Now the whole mystery is revealed 🙂  I used ASP.NET Core IHttpContextAccessor to get the request and then I took of the target type. Of course, this action is kicked off each time I want to resolve my factory somewhere in the code. Of course, to make it work I had to register everything in Startup class:


        public IServiceProvider ConfigureServices(IServiceCollection services)
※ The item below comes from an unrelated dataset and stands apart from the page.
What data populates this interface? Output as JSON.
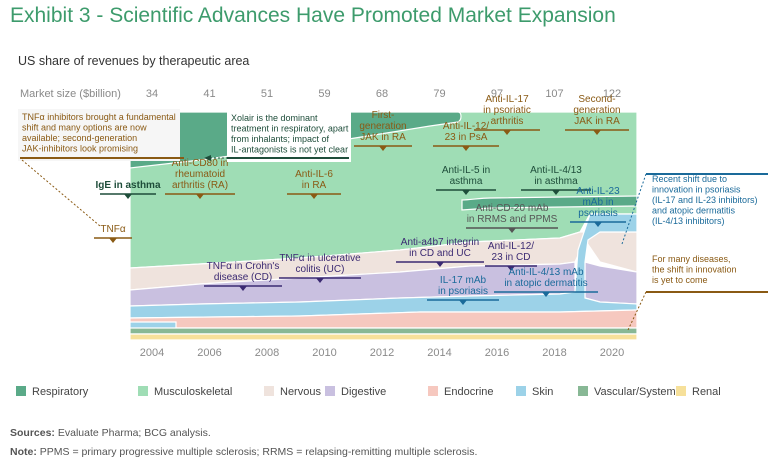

			var containerBuilder = new ContainerBuilder();

			var container = containerBuilder.Build();
            return container.Resolve<IServiceProvider>();


And below you can see the example usage of the factory inside default ValuesController:


    public class ValuesController : Controller
        private readonly IService _service;

        public ValuesController(IServiceFactory factory)
            _service = factory.GetService<IService>();

        public string Get()
            => _service.GetMessage();


Before we’ll move to testing let’s summarise the entire flow:

  1.  HTTP request comes to the API and proper action on MVC controller is picked.
  2. Since controller has ServiceFactory as a dependency it needs to be resolved by Autofac.
  3. To create an instance of the factory, target type is got from the custom header and new instance of the factory is provided to the controller.
  4. When Controller’s constructor calls GetService method,
    beneath it resolves all implementations for given interface with its metadata.
  5. Based on the target type, proper implementation is picked and returned to the controller



To check whether it’s working I used a Postman app. The result is presented on the below gif:



Honestly, that was very interesting thing to do! A little bit challenging but the result is very cool. I hope that this will be helpful for some of you. Of course in production code, you need to add some more error handling to prevent all kinds of unexpected behaviors.